Does it still use the viewer's perspective if the prompt specifies "Put a strawberry in the _patient's left eye_"? If it does, then you're onto something. Otherwise I completely disagree with this.
“Eye on the left” is different from “the left eye”. First can be ambiguous, second really isn’t.
I think "the left eye" in this particular case (a photo of a skull made of pancake batter) is still very slightly ambiguous. "The skull's left eye" would not be.
Interesting, because I would say the opposite. "On the left" suggests left of image, "the left eye" could be any version of left.
I guess there's some ambiguity regarding whether or not this can be ambiguous. Because it seems like it can to me.
“The right socket” can only be implied one way when talking about a body just like you only have one right hand despite the fact that it is on my left when looking at you.

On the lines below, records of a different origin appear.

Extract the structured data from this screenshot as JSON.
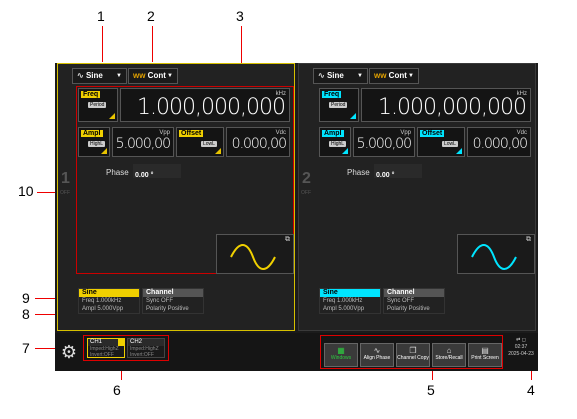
{
  "callouts": [
    "1",
    "2",
    "3",
    "4",
    "5",
    "6",
    "7",
    "8",
    "9",
    "10"
  ],
  "colors": {
    "ch1_accent": "#f0d000",
    "ch2_accent": "#00e5ff",
    "callout_line": "#e00000",
    "screen_bg": "#1b1b1b"
  },
  "channel1": {
    "wave_button": "Sine",
    "mode_button": "Cont",
    "freq_tag": "Freq",
    "freq_sub": "Period",
    "freq_value": "1.000,000,000",
    "freq_unit": "kHz",
    "ampl_tag": "Ampl",
    "ampl_sub": "HighL",
    "ampl_value": "5.000,00",
    "ampl_unit": "Vpp",
    "offset_tag": "Offset",
    "offset_sub": "LowL",
    "offset_value": "0.000,00",
    "offset_unit": "Vdc",
    "phase_label": "Phase",
    "phase_value": "0.00 °",
    "side_number": "1",
    "side_state": "OFF",
    "wave_icon": "sine-wave-icon",
    "info_wave": {
      "title": "Sine",
      "line1": "Freq 1.000kHz",
      "line2": "Ampl 5.000Vpp"
    },
    "info_channel": {
      "title": "Channel",
      "line1": "Sync OFF",
      "line2": "Polarity Positive"
    }
  },
  "channel2": {
    "wave_button": "Sine",
    "mode_button": "Cont",
    "freq_tag": "Freq",
    "freq_sub": "Period",
    "freq_value": "1.000,000,000",
    "freq_unit": "kHz",
    "ampl_tag": "Ampl",
    "ampl_sub": "HighL",
    "ampl_value": "5.000,00",
    "ampl_unit": "Vpp",
    "offset_tag": "Offset",
    "offset_sub": "LowL",
    "offset_value": "0.000,00",
    "offset_unit": "Vdc",
    "phase_label": "Phase",
    "phase_value": "0.00 °",
    "side_number": "2",
    "side_state": "OFF",
    "wave_icon": "sine-wave-icon",
    "info_wave": {
      "title": "Sine",
      "line1": "Freq 1.000kHz",
      "line2": "Ampl 5.000Vpp"
    },
    "info_channel": {
      "title": "Channel",
      "line1": "Sync OFF",
      "line2": "Polarity Positive"
    }
  },
  "status": {
    "ch1_label": "CH1",
    "ch1_line1": "Imped:HighZ",
    "ch1_line2": "Invert:OFF",
    "ch2_label": "CH2",
    "ch2_line1": "Imped:HighZ",
    "ch2_line2": "Invert:OFF"
  },
  "shortcuts": [
    {
      "label": "Windows",
      "icon": "windows-icon"
    },
    {
      "label": "Align Phase",
      "icon": "align-phase-icon"
    },
    {
      "label": "Channel Copy",
      "icon": "copy-icon"
    },
    {
      "label": "Store/Recall",
      "icon": "store-icon"
    },
    {
      "label": "Print Screen",
      "icon": "print-icon"
    }
  ],
  "clock": {
    "time": "02:37",
    "date": "2025-04-23",
    "usb": "⇄ ◻"
  },
  "settings_icon": "gear-icon"
}
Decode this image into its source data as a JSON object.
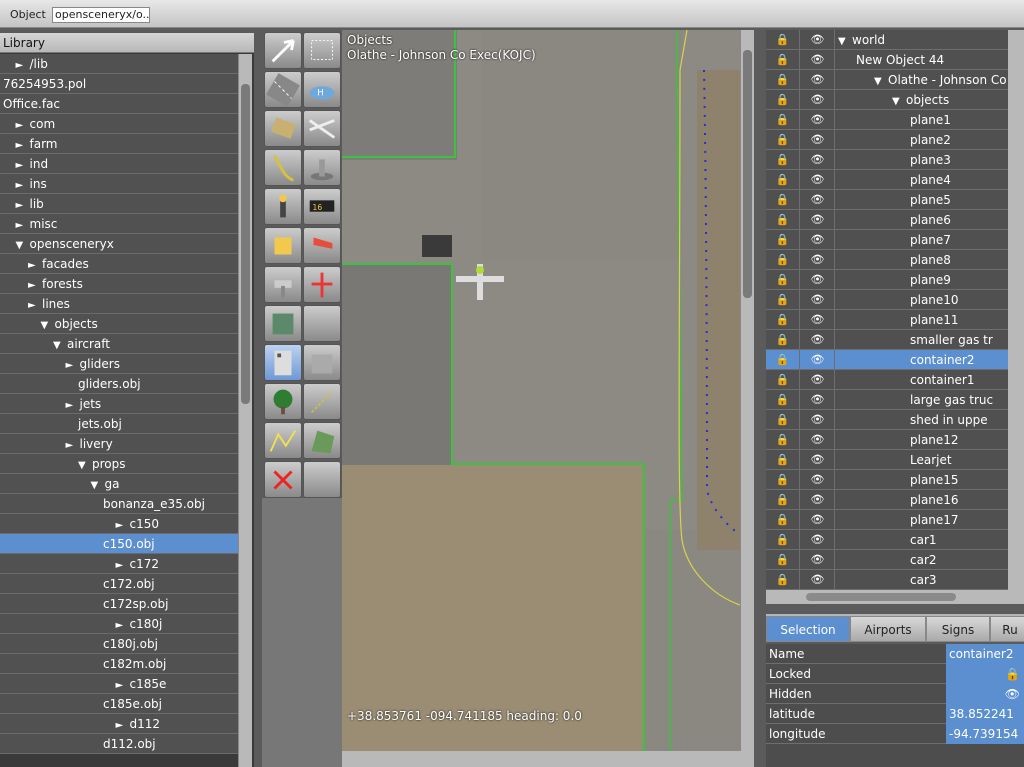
{
  "topbar": {
    "label": "Object",
    "field_value": "opensceneryx/o..."
  },
  "library": {
    "header": "Library",
    "rows": [
      {
        "text": "/lib",
        "tri": "►",
        "indent": 1
      },
      {
        "text": "76254953.pol",
        "tri": "",
        "indent": 0
      },
      {
        "text": "Office.fac",
        "tri": "",
        "indent": 0
      },
      {
        "text": "com",
        "tri": "►",
        "indent": 1
      },
      {
        "text": "farm",
        "tri": "►",
        "indent": 1
      },
      {
        "text": "ind",
        "tri": "►",
        "indent": 1
      },
      {
        "text": "ins",
        "tri": "►",
        "indent": 1
      },
      {
        "text": "lib",
        "tri": "►",
        "indent": 1
      },
      {
        "text": "misc",
        "tri": "►",
        "indent": 1
      },
      {
        "text": "opensceneryx",
        "tri": "▼",
        "indent": 1
      },
      {
        "text": "facades",
        "tri": "►",
        "indent": 2
      },
      {
        "text": "forests",
        "tri": "►",
        "indent": 2
      },
      {
        "text": "lines",
        "tri": "►",
        "indent": 2
      },
      {
        "text": "objects",
        "tri": "▼",
        "indent": 3
      },
      {
        "text": "aircraft",
        "tri": "▼",
        "indent": 4
      },
      {
        "text": "gliders",
        "tri": "►",
        "indent": 5
      },
      {
        "text": "gliders.obj",
        "tri": "",
        "indent": 6
      },
      {
        "text": "jets",
        "tri": "►",
        "indent": 5
      },
      {
        "text": "jets.obj",
        "tri": "",
        "indent": 6
      },
      {
        "text": "livery",
        "tri": "►",
        "indent": 5
      },
      {
        "text": "props",
        "tri": "▼",
        "indent": 6
      },
      {
        "text": "ga",
        "tri": "▼",
        "indent": 7
      },
      {
        "text": "bonanza_e35.obj",
        "tri": "",
        "indent": 8
      },
      {
        "text": "c150",
        "tri": "►",
        "indent": 9
      },
      {
        "text": "c150.obj",
        "tri": "",
        "indent": 8
      },
      {
        "text": "c172",
        "tri": "►",
        "indent": 9
      },
      {
        "text": "c172.obj",
        "tri": "",
        "indent": 8
      },
      {
        "text": "c172sp.obj",
        "tri": "",
        "indent": 8
      },
      {
        "text": "c180j",
        "tri": "►",
        "indent": 9
      },
      {
        "text": "c180j.obj",
        "tri": "",
        "indent": 8
      },
      {
        "text": "c182m.obj",
        "tri": "",
        "indent": 8
      },
      {
        "text": "c185e",
        "tri": "►",
        "indent": 9
      },
      {
        "text": "c185e.obj",
        "tri": "",
        "indent": 8
      },
      {
        "text": "d112",
        "tri": "►",
        "indent": 9
      },
      {
        "text": "d112.obj",
        "tri": "",
        "indent": 8
      }
    ],
    "selected_index": 24
  },
  "map": {
    "title_line1": "Objects",
    "title_line2": "Olathe - Johnson Co Exec(KOJC)",
    "coords": "+38.853761 -094.741185 heading: 0.0"
  },
  "hierarchy": {
    "rows": [
      {
        "text": "world",
        "tri": "▼",
        "indent": 1
      },
      {
        "text": "New Object 44",
        "tri": "",
        "indent": 2
      },
      {
        "text": "Olathe - Johnson Co",
        "tri": "▼",
        "indent": 3
      },
      {
        "text": "objects",
        "tri": "▼",
        "indent": 4
      },
      {
        "text": "plane1",
        "tri": "",
        "indent": 5
      },
      {
        "text": "plane2",
        "tri": "",
        "indent": 5
      },
      {
        "text": "plane3",
        "tri": "",
        "indent": 5
      },
      {
        "text": "plane4",
        "tri": "",
        "indent": 5
      },
      {
        "text": "plane5",
        "tri": "",
        "indent": 5
      },
      {
        "text": "plane6",
        "tri": "",
        "indent": 5
      },
      {
        "text": "plane7",
        "tri": "",
        "indent": 5
      },
      {
        "text": "plane8",
        "tri": "",
        "indent": 5
      },
      {
        "text": "plane9",
        "tri": "",
        "indent": 5
      },
      {
        "text": "plane10",
        "tri": "",
        "indent": 5
      },
      {
        "text": "plane11",
        "tri": "",
        "indent": 5
      },
      {
        "text": "smaller gas tr",
        "tri": "",
        "indent": 5
      },
      {
        "text": "container2",
        "tri": "",
        "indent": 5
      },
      {
        "text": "container1",
        "tri": "",
        "indent": 5
      },
      {
        "text": "large gas truc",
        "tri": "",
        "indent": 5
      },
      {
        "text": "shed in uppe",
        "tri": "",
        "indent": 5
      },
      {
        "text": "plane12",
        "tri": "",
        "indent": 5
      },
      {
        "text": "Learjet",
        "tri": "",
        "indent": 5
      },
      {
        "text": "plane15",
        "tri": "",
        "indent": 5
      },
      {
        "text": "plane16",
        "tri": "",
        "indent": 5
      },
      {
        "text": "plane17",
        "tri": "",
        "indent": 5
      },
      {
        "text": "car1",
        "tri": "",
        "indent": 5
      },
      {
        "text": "car2",
        "tri": "",
        "indent": 5
      },
      {
        "text": "car3",
        "tri": "",
        "indent": 5
      }
    ],
    "selected_index": 16
  },
  "tabs": [
    "Selection",
    "Airports",
    "Signs",
    "Ru"
  ],
  "properties": [
    {
      "key": "Name",
      "value": "container2"
    },
    {
      "key": "Locked",
      "value": ""
    },
    {
      "key": "Hidden",
      "value": ""
    },
    {
      "key": "latitude",
      "value": "38.852241"
    },
    {
      "key": "longitude",
      "value": "-94.739154"
    }
  ],
  "tools": [
    "pointer-arrow-icon",
    "marquee-select-icon",
    "runway-icon",
    "helipad-icon",
    "taxiway-icon",
    "boundary-icon",
    "taxiline-icon",
    "tower-icon",
    "beacon-icon",
    "sign-icon",
    "ramp-start-icon",
    "windsock-icon",
    "light-fixture-icon",
    "plane-object-icon",
    "facade-icon",
    "blank-tool-icon",
    "building-icon",
    "building-gray-icon",
    "tree-icon",
    "line-icon",
    "polyline-icon",
    "polygon-icon",
    "delete-icon",
    "blank-tool-icon"
  ]
}
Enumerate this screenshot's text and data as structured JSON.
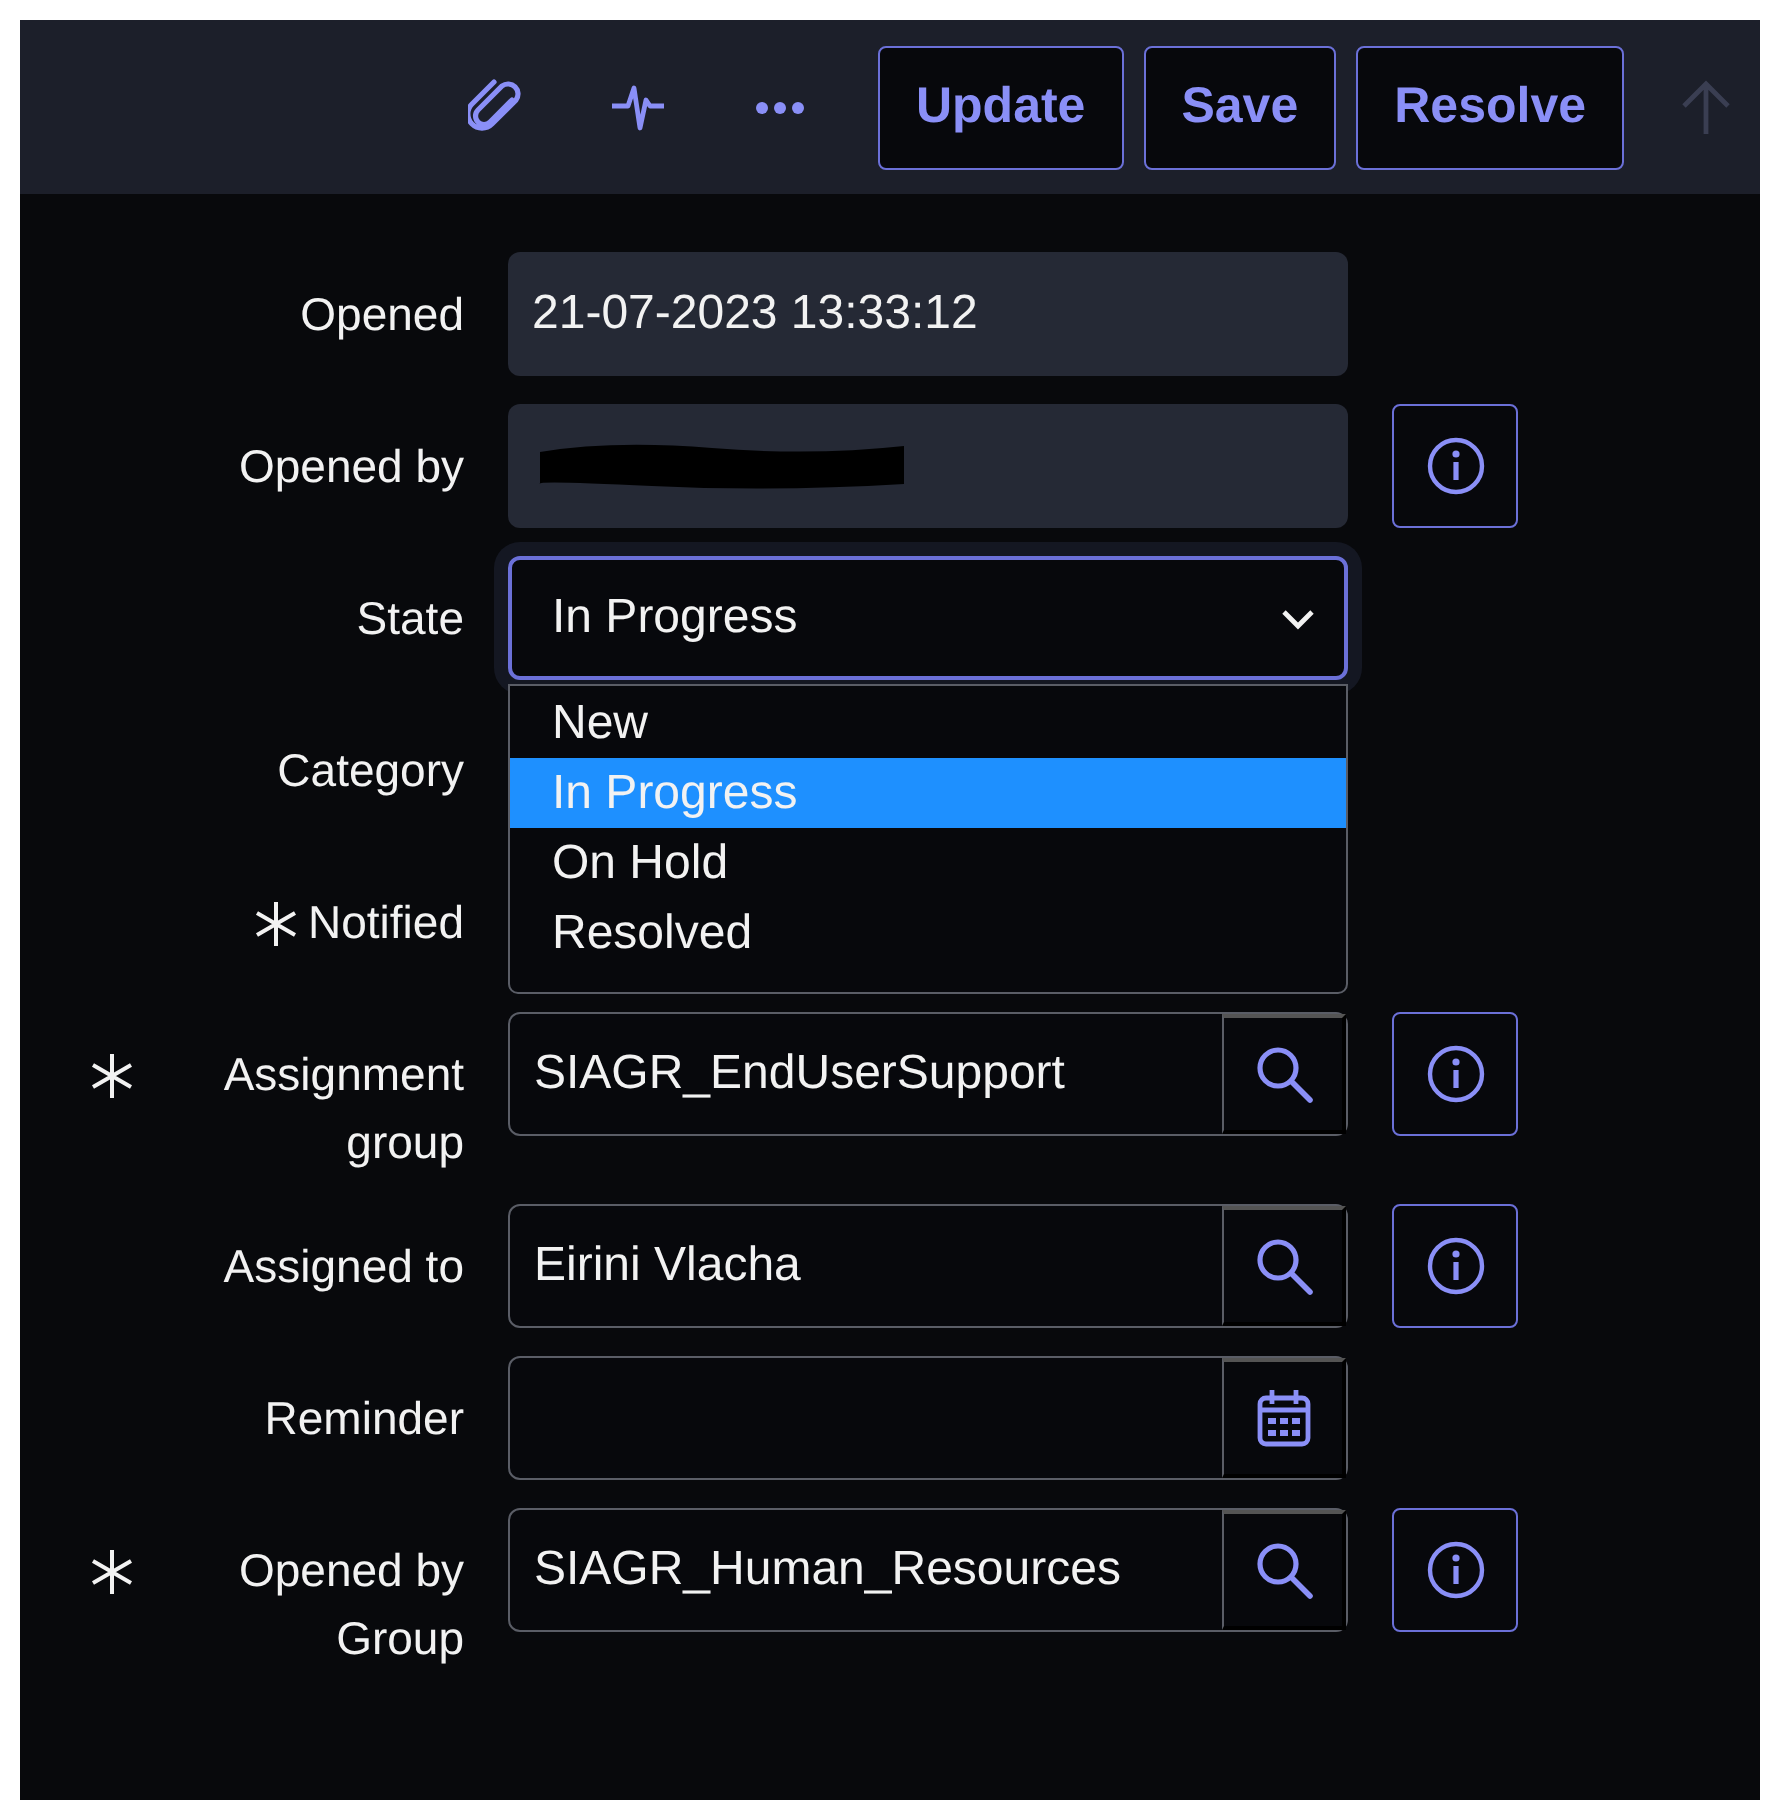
{
  "toolbar": {
    "icons": [
      {
        "kind": "attachment"
      },
      {
        "kind": "activity"
      },
      {
        "kind": "more"
      }
    ],
    "buttons": [
      "Update",
      "Save",
      "Resolve"
    ],
    "scroll_top": {
      "disabled": true
    }
  },
  "fields": [
    {
      "kind": "readonly",
      "label": "Opened",
      "value": "21-07-2023 13:33:12",
      "required": false,
      "info": false
    },
    {
      "kind": "redacted",
      "label": "Opened by",
      "required": false,
      "info": true
    },
    {
      "kind": "select",
      "label": "State",
      "value": "In Progress",
      "required": false,
      "info": false,
      "options": [
        {
          "label": "New",
          "selected": false
        },
        {
          "label": "In Progress",
          "selected": true
        },
        {
          "label": "On Hold",
          "selected": false
        },
        {
          "label": "Resolved",
          "selected": false
        }
      ]
    },
    {
      "kind": "covered",
      "label": "Category",
      "required": false,
      "info": false
    },
    {
      "kind": "covered",
      "label": "Notified",
      "required": true,
      "info": false
    },
    {
      "kind": "reference",
      "label": "Assignment group",
      "value": "SIAGR_EndUserSupport",
      "required": true,
      "info": true
    },
    {
      "kind": "reference",
      "label": "Assigned to",
      "value": "Eirini Vlacha",
      "required": false,
      "info": true
    },
    {
      "kind": "date",
      "label": "Reminder",
      "required": false,
      "info": false
    },
    {
      "kind": "reference",
      "label": "Opened by Group",
      "value": "SIAGR_Human_Resources",
      "required": true,
      "info": true
    }
  ]
}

I think the fact that anyone in this thread thinks it's ambiguous is proof by definition that it's ambiguous.
"Right hand" is practically a bigram that has more meaning, since handedness is such a common topic.
Also context matters, if you're talking to someone you would say "right shoulder" for _their_ right since you know it's an observer with different vantage point. Talking about a scene in a photo "the right shoulder" to me would more often mean right portion of the photo even if it was the person's left shoulder.
Having one person in the frame isn't enough to unambiguously put us into the "talking about a body" context.
"Plug into right power socket"
Same language, opposite meaning because of a particular noun + context.
I think the only thing obvious here is that there is no obvious solution other than adding lots of clarification to your prompt.
I think you missed the entire point?